Вдруг туча раскалывается. Одна половина ее уплывает вперед, а вторая разрывается на ряд отдельных небольших островков. Эти островки белеют и проплывают мимо. В провалах между ними показывается солнце. Его лучи пробегают по земле радостными, игривыми зайчиками. Оно смелеет, с минуту словно раздумывает, а затем, как бы вспомнив свое назначение, гонит прочь побежденные разбегающиеся облака. Ветер стих. Трава поднимает свои стебельки и тянется к солнцу. На ее изумрудной зелени блестят мириады капель.

— Побрызгал малость и айда домой, — шутят казаки.

— Спать пишов до жинки.

Бурки и башлыки скатаны и снова приторачиваются к луке. Через десять минут долина принимает прежний вид, и только прибитая к земле дорожная пыль еще напоминает о промчавшемся ливне.

— А ну, песенники, вперед! — кричит Гамалий.

Казаки неохотно тянутся из рядов.

— Станичную, чтоб дома не журылысь! — приказывает командир.

Уж ты са-ад, ты мой сад… —

тянет высоким тенором запевала.

Сад высокий, виноград… — подхватывают остальные, и тягучая, заунывная песня, воскрешающая в памяти дорогие сердцу станичные левады, звенит и несется над чужой, персидской равниной. Откуда-то вновь появились стрижи, и жаворонки опять звенят над степью.

— Собрать сотню, Лукьян! — приказывает Гамалий. — Господам офицерам быть на своих местах!

Вахмистр идет исполнять приказание. Мы уже часа два как пришли в Диз-Абад. Люди пообедали и сейчас, покуривая крученки, валяются на траве и ведут «балачки».

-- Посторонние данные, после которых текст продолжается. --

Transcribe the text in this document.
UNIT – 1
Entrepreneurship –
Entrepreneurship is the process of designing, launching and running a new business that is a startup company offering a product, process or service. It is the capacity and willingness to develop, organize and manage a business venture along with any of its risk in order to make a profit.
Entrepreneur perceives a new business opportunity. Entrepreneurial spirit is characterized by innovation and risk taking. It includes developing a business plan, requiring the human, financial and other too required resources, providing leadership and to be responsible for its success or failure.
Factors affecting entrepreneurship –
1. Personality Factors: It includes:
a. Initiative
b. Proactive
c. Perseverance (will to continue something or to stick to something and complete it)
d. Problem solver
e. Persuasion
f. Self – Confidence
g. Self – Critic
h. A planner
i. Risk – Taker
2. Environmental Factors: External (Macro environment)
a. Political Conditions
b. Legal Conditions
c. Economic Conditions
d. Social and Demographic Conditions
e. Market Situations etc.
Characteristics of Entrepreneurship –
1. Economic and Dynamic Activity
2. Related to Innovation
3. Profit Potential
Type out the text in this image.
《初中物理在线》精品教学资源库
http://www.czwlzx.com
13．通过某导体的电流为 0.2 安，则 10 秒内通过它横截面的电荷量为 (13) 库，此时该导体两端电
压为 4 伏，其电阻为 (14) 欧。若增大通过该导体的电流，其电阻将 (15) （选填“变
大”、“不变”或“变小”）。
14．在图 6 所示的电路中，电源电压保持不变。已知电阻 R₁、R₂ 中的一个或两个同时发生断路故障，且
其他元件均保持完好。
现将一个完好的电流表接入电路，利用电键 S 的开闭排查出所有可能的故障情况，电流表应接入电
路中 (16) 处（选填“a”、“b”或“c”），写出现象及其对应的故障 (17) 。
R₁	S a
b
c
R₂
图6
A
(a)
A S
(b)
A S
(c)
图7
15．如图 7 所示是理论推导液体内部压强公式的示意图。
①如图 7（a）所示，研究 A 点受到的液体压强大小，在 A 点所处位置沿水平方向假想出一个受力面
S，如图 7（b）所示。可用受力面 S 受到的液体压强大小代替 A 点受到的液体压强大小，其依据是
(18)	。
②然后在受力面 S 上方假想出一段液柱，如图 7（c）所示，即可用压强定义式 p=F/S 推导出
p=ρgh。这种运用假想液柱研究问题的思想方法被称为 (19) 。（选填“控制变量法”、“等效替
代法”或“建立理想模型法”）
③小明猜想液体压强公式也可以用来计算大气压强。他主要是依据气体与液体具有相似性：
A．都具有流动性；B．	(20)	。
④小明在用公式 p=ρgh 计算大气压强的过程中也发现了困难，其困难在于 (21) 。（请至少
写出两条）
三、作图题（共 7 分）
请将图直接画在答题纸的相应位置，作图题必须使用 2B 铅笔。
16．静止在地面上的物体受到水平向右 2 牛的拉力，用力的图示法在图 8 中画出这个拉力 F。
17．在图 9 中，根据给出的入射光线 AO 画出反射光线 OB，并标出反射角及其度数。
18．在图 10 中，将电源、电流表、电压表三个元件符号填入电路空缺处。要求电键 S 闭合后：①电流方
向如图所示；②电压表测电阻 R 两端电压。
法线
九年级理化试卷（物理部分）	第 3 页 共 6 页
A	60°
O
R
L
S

— Что вы собираетесь им сказать? — спрашиваю я.

— Хочу объяснить казакам цель нашего рейда. Люди, идущие на неизвестность, должны хотя бы немного знать о трудностях, которые ожидают их.

Горнист играет «сбор». Его труба заливается, и я вижу, как отовсюду — из-за кустов, из пункта, от коновязей, — вскакивая с земли, бегут к вахмистру казаки. Наконец сотня в сборе. Она стоит развернутым фронтом лицом к дороге и ожидает офицеров. Мы подходим и становимся по местам. Показывается Гамалий. Я командую: «Смирно!» — и на его приветствие сотня рявкает десятками голосов.

— Справа и слева заходи! — командует есаул, и оба фланга быстро загибают полукольцо вокруг него.

Мы находимся внутри образовавшегося круга.

— Вольно! Садитесь! — говорит Гамалий. Все усаживаются, и есаул начинает:

— Ну, братки, время пришло, и я должен рассказать вам, куда идет сотня. Ни вчера и ни позавчера я не имел права говорить, было еще рано…

— Да мы и так знаем, вашскобродь, — перебивает его из толпы чей-то голос.

— Цыть! Не мешай! — несутся негодующие голоса, и некстати заговоривший казак робко умолкает.

— Да… А теперь уже можно рассказать, куда и зачем мы идем. Идем мы через степь, что вон за теми горами. По ту сторону степи — река, за рекой опять степь, а за нею пустыня. Может, слыхал кто про пустыню? — оглядывает он напряженно слушающих казаков.

Кое-кто кивает головой.

— Но пустыня эта особая, не страшная. С садами, деревнями и с холодной водой. Живут там люди — арабы — и не тужат. Все под рукой — и скот, и хлеб, и вода. И вот мимо них, мимо деревень арабских…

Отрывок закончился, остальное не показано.